According to the report in 2012 from the Indiana State Department of Agriculture, 19.4M of Indiana’s 23.3M acres is farm and forest land, 83%. Indiana’s population at the time was 6,537,344; 245,000 worked in the $11.2B agriculture industry. The industry stacks up to $4B in corn, $2.9B in soybeans, $1.2B in pigs, $1.1B in chickens, and $660M in dairy. Each farm averaged 245 acres. According to Statista, Indiana’s GDP that year was $280.49B; according to Indiana University, only about half of the population was working (est. approx. 3.3M in the labor force). Indiana’s produce ranked well in the nation, their staple products often in the top ten.
Do those numbers make sense?
That’s a lot of land and money. If true, 7.4% of Indiana’s labor force contributed to only 3.9% of the economy on 83% of the land, each person bringing $45,700 in revenue. That’s labor union bargaining power! The Democratic lobbyists should be all over Indiana agriculture like fire ants on a sandwich. Yet, according to this, Indiana farming is half as efficient per person as the rest of the State, but makes a lot of money. The remaining jobs in Indiana should bring in an average of $88K per capita per year, on only 17% of the remaining land! Everyone in the USA should be scrambling to work in Indiana where non-farming jobs are worth an average of almost $90K to each employer. So, why aren’t they?

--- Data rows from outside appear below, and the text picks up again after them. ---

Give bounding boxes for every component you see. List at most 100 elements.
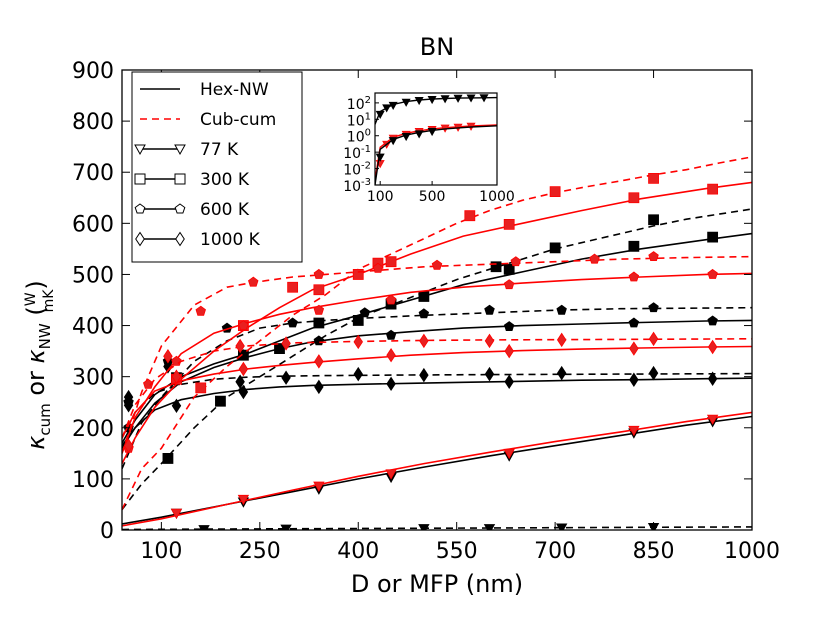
data-point-2-7 <box>707 371 718 386</box>
data-point-9-3 <box>385 294 397 305</box>
y-tick-label: 800 <box>72 110 114 135</box>
inset-y-tick-label: 10-2 <box>343 161 371 179</box>
data-point-13-9 <box>648 251 659 261</box>
data-point-6-5 <box>419 367 429 383</box>
data-point-2-5 <box>504 374 514 390</box>
data-point-6-2 <box>235 374 245 390</box>
data-point-7-2 <box>418 524 430 530</box>
data-point-14-7 <box>556 332 567 348</box>
data-point-5-4 <box>359 307 371 318</box>
legend-box <box>131 71 303 263</box>
inset-point-2-0 <box>375 153 385 162</box>
x-tick-label: 850 <box>633 539 675 564</box>
inset-y-tick-label: 10-3 <box>343 177 371 195</box>
data-point-10-4 <box>504 343 514 359</box>
y-tick-label: 0 <box>100 519 114 544</box>
data-point-5-6 <box>484 304 495 315</box>
inset-point-2-3 <box>414 130 424 139</box>
data-point-13-3 <box>248 276 259 287</box>
data-point-5-5 <box>418 308 430 319</box>
data-point-14-4 <box>353 334 363 350</box>
data-point-7-3 <box>483 524 496 530</box>
y-tick-label: 600 <box>72 212 114 237</box>
legend-label: 1000 K <box>200 230 261 250</box>
data-point-11-2 <box>313 481 325 492</box>
svg-text:κcum or κNW (WmK): κcum or κNW (W mK) <box>22 280 57 450</box>
data-point-10-3 <box>386 347 396 363</box>
legend-label: Cub-cum <box>200 110 276 130</box>
data-point-4-4 <box>418 291 430 302</box>
data-point-8-2 <box>313 284 325 296</box>
legend-marker <box>174 144 186 156</box>
x-tick-label: 550 <box>436 539 478 564</box>
data-point-5-8 <box>648 302 659 313</box>
data-point-12-1 <box>287 281 299 293</box>
y-tick-label: 500 <box>72 263 114 288</box>
legend-marker <box>134 203 146 214</box>
y-axis-or: or <box>22 363 50 403</box>
data-point-1-6 <box>628 317 640 328</box>
legend: Hex-NW Cub-cum 77 K 300 K 600 K 1000 K <box>131 71 303 263</box>
data-point-8-6 <box>707 183 719 195</box>
data-point-2-3 <box>314 379 324 395</box>
legend-label: 77 K <box>200 140 239 160</box>
data-point-10-0 <box>171 369 182 384</box>
data-point-9-4 <box>503 279 515 290</box>
data-point-2-4 <box>386 376 396 392</box>
data-point-4-1 <box>215 395 226 407</box>
legend-marker <box>134 173 146 185</box>
data-point-14-3 <box>281 336 291 351</box>
data-point-9-0 <box>171 355 182 366</box>
y-axis-sub-cum: cum <box>36 403 54 435</box>
data-point-10-6 <box>707 339 718 355</box>
data-point-6-1 <box>163 359 173 374</box>
legend-label: Hex-NW <box>200 80 269 100</box>
data-point-2-2 <box>238 384 249 400</box>
inset-point-2-4 <box>427 128 437 137</box>
y-tick-label: 100 <box>72 468 114 493</box>
inset-frame <box>374 92 498 186</box>
data-point-9-1 <box>238 320 249 330</box>
y-axis-kappa-2: κ <box>22 348 50 363</box>
y-tick-label: 900 <box>72 59 114 84</box>
data-point-13-6 <box>431 259 443 270</box>
plot-frame <box>121 69 753 531</box>
data-point-6-4 <box>353 366 363 382</box>
data-point-1-7 <box>707 315 718 326</box>
data-point-14-2 <box>235 338 245 354</box>
data-point-0-4 <box>503 263 515 275</box>
series-line-8 <box>122 181 752 464</box>
series-line-6 <box>122 372 752 439</box>
data-point-10-5 <box>629 341 639 356</box>
data-point-7-4 <box>556 523 568 530</box>
data-point-13-2 <box>195 305 206 316</box>
data-point-14-6 <box>484 333 495 349</box>
data-point-6-0 <box>123 389 134 405</box>
legend-marker <box>174 173 186 185</box>
data-point-13-8 <box>589 253 600 264</box>
data-point-13-7 <box>510 256 521 267</box>
data-point-11-1 <box>237 494 250 506</box>
data-point-8-4 <box>503 218 515 230</box>
data-point-6-3 <box>281 370 291 385</box>
series-line-9 <box>122 272 752 454</box>
inset-point-0-8 <box>466 94 476 103</box>
data-point-1-4 <box>385 329 397 340</box>
legend-marker <box>175 231 185 247</box>
data-point-11-6 <box>706 414 719 425</box>
data-point-11-3 <box>385 469 397 480</box>
inset-point-0-6 <box>440 95 450 104</box>
data-point-4-2 <box>274 343 285 354</box>
series-line-14 <box>122 338 752 439</box>
data-point-9-6 <box>707 268 718 279</box>
inset-x-tick-label: 1000 <box>479 189 515 205</box>
legend-marker <box>174 203 186 214</box>
data-point-4-0 <box>162 453 174 464</box>
legend-label: 600 K <box>200 200 250 220</box>
data-point-13-4 <box>313 268 325 279</box>
chart-title: BN <box>420 33 454 61</box>
data-point-1-5 <box>503 321 515 331</box>
inset-point-2-1 <box>388 137 398 146</box>
x-tick-label: 250 <box>239 539 281 564</box>
inset-point-0-4 <box>414 96 424 106</box>
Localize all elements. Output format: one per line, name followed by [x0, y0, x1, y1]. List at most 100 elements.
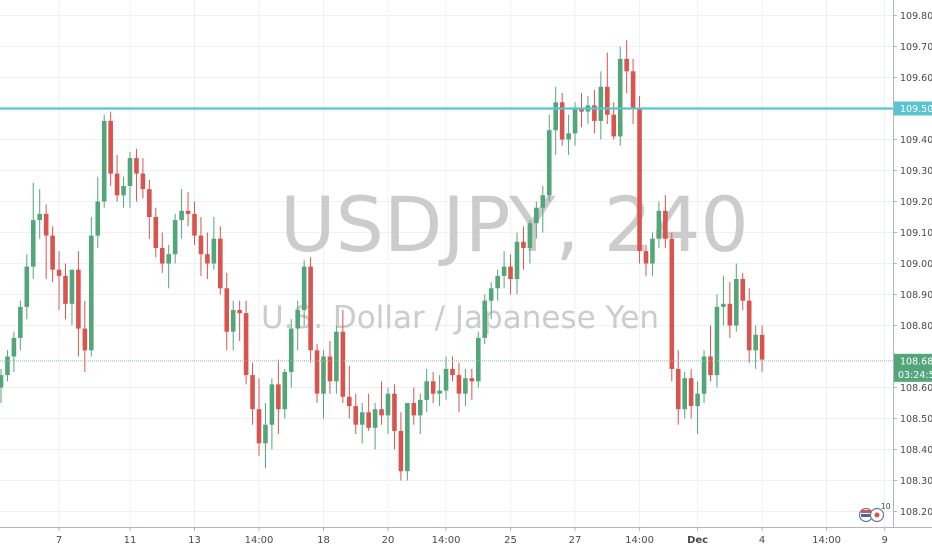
candle: [514, 232, 520, 295]
candle-body: [101, 120, 107, 202]
time-tick-label: 18: [317, 535, 330, 546]
candle-body: [695, 393, 700, 407]
candle-body: [82, 328, 88, 351]
price-tick-label: 109.100: [900, 228, 932, 239]
candle: [482, 294, 488, 345]
price-tick-label: 108.500: [900, 414, 932, 425]
candle-body: [721, 303, 726, 307]
candle: [585, 96, 591, 124]
candle: [256, 378, 262, 456]
candle-body: [688, 378, 694, 407]
candle-body: [443, 368, 449, 391]
candle: [417, 393, 423, 434]
time-tick-label: 14:00: [245, 535, 274, 546]
candle-body: [540, 195, 546, 208]
price-tick-label: 109.300: [900, 166, 932, 177]
candle: [76, 251, 81, 357]
candle: [43, 204, 49, 279]
candle: [656, 201, 662, 248]
price-tick-label: 109.700: [900, 42, 932, 53]
candle-body: [617, 58, 623, 137]
candle-body: [682, 378, 687, 410]
candle: [0, 368, 4, 403]
candle: [82, 300, 88, 372]
candle-body: [366, 412, 371, 428]
candle-body: [166, 254, 171, 264]
candle: [366, 393, 371, 431]
candle-body: [469, 378, 475, 382]
candle-body: [134, 158, 139, 174]
price-tick-label: 108.400: [900, 445, 932, 456]
candle: [385, 387, 391, 434]
candle-body: [140, 173, 146, 190]
candle: [24, 254, 30, 320]
candle: [230, 300, 236, 351]
candle-body: [18, 306, 23, 338]
hline-price-tag: 109.500: [894, 101, 932, 116]
candle: [727, 282, 733, 338]
candle: [469, 368, 475, 400]
time-tick-label: 25: [504, 535, 517, 546]
candle: [250, 362, 255, 425]
candle: [140, 158, 146, 199]
candle-body: [450, 368, 455, 376]
time-tick-label: 13: [188, 535, 201, 546]
event-marker-dot-icon: [874, 512, 880, 518]
time-axis-ticks: 7 11 13 14:00 18 20 14:00 25 27 14:00 Dec 4 14:00 9: [56, 527, 888, 546]
candle: [63, 263, 68, 320]
candle-body: [250, 375, 255, 410]
candle-body: [611, 114, 617, 137]
candle-body: [43, 213, 49, 236]
candle: [5, 350, 10, 382]
candle-body: [411, 403, 417, 416]
candle-body: [592, 105, 597, 121]
candle: [159, 232, 165, 273]
candle-body: [708, 356, 713, 376]
candle-body: [243, 313, 249, 376]
candle: [740, 272, 746, 310]
last-price-tag: 108.686 03:24:57: [894, 353, 932, 382]
candle-body: [11, 337, 17, 357]
price-tick-label: 109.000: [900, 259, 932, 270]
candle-body: [230, 310, 236, 332]
price-tick-label: 109.600: [900, 73, 932, 84]
candle-body: [269, 384, 275, 425]
candle: [605, 52, 610, 124]
candle-body: [172, 220, 178, 255]
price-tick-label: 108.200: [900, 507, 932, 518]
time-tick-label: 14:00: [432, 535, 461, 546]
candle: [669, 232, 675, 382]
candle-body: [566, 133, 571, 140]
candle: [263, 403, 268, 469]
candle: [308, 257, 313, 363]
price-tick-label: 108.300: [900, 476, 932, 487]
candle: [540, 186, 546, 233]
candle: [488, 282, 494, 320]
candle-body: [534, 207, 539, 224]
candle: [579, 93, 584, 128]
candle: [327, 341, 333, 394]
candle-body: [624, 58, 629, 72]
candle: [288, 319, 294, 388]
candle-body: [727, 303, 733, 326]
candle: [714, 294, 720, 388]
candle-body: [714, 306, 720, 376]
candle: [682, 372, 687, 419]
price-axis-background[interactable]: [893, 0, 932, 550]
candle: [534, 201, 539, 239]
events-markers[interactable]: 10: [858, 502, 891, 523]
candle-body: [205, 254, 210, 264]
candle-body: [63, 275, 68, 304]
candle-body: [56, 269, 62, 276]
candle-body: [385, 393, 391, 416]
candle-body: [663, 210, 668, 239]
candle: [37, 189, 42, 239]
candle-body: [398, 430, 404, 472]
candle: [675, 350, 681, 425]
candle-body: [340, 331, 346, 397]
candle: [701, 350, 707, 403]
candle-body: [95, 201, 101, 236]
candle-body: [121, 186, 126, 196]
candle: [546, 114, 552, 202]
candle-body: [263, 424, 268, 444]
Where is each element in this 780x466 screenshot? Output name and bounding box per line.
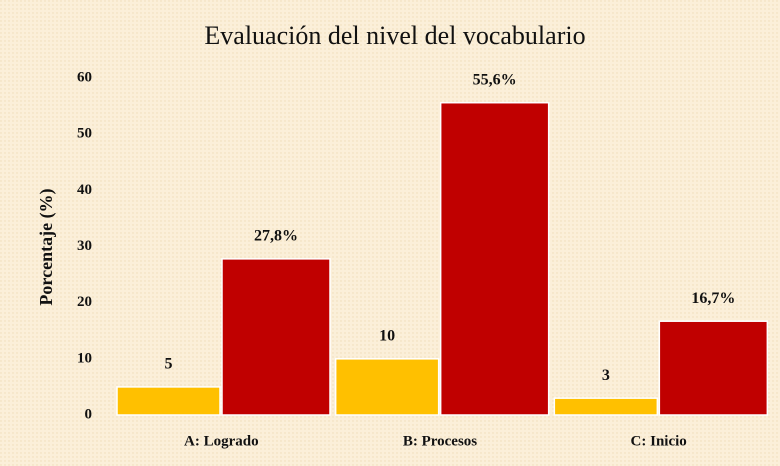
x-tick-label: C: Inicio (631, 433, 687, 449)
data-label: 55,6% (473, 71, 517, 88)
y-tick-label: 50 (77, 126, 92, 142)
data-label: 16,7% (691, 290, 735, 307)
data-label: 10 (379, 328, 395, 345)
bar (221, 258, 331, 416)
y-tick-label: 0 (85, 406, 93, 422)
x-tick-label: A: Logrado (184, 433, 259, 449)
y-tick-label: 40 (77, 182, 92, 198)
y-axis-label: Porcentaje (%) (36, 188, 57, 305)
chart-title: Evaluación del nivel del vocabulario (204, 21, 585, 50)
bar (116, 386, 221, 416)
y-tick-label: 20 (77, 294, 92, 310)
y-tick-label: 10 (77, 350, 92, 366)
bar (553, 397, 659, 416)
data-label: 3 (602, 367, 610, 384)
y-tick-label: 30 (77, 238, 92, 254)
bar (439, 101, 550, 416)
bar (334, 358, 440, 416)
bar (658, 320, 769, 416)
data-label: 5 (165, 356, 173, 373)
data-label: 27,8% (254, 228, 298, 245)
y-tick-label: 60 (77, 69, 92, 85)
x-tick-label: B: Procesos (403, 433, 477, 449)
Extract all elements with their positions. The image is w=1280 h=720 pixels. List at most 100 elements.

Remember, the reported agriculture jobs were rounded to the nearest thousand while the population figures measure to the ones’ place. According to the Milwaukee Journal Sentinal, 40% of Wisconsin dairy farms are Latino workers. Were Indiana farm jobs an estimate? Could numbers given to the State Department of Agriculture been somehow incomplete or difficult to verify?
Let’s re-work some numbers. Let’s say that half of the agricultural labor force is from out of State, not being counted in the stats. And, lets say that farm labor is actually half a million. That would mean that each person brings under $22K in revenue each year, which seems more realistic. Now, each worker costs less money to the big farms. Accordingly, the rest of the unions, lobbyists, and work force doesn’t want to flock to Indiana—except for people from a country with a lower cost of living than the US. 12% of Indiana’s work force contributing to 3.9% of the economy—try putting that in the next State of the Union Address—easy to believe, difficult to prove, unlikely to report.
At least two farming States and the Boston Globe are all in a tizzy about losing the illegals. But, no one seems to be able to figure out why farming States don’t like Trump.
Will the IRS investigate? Probably not. That whole taxation and representation part of history seems to be making an encore, along with America’s next and fast-approaching Bible study renaissance.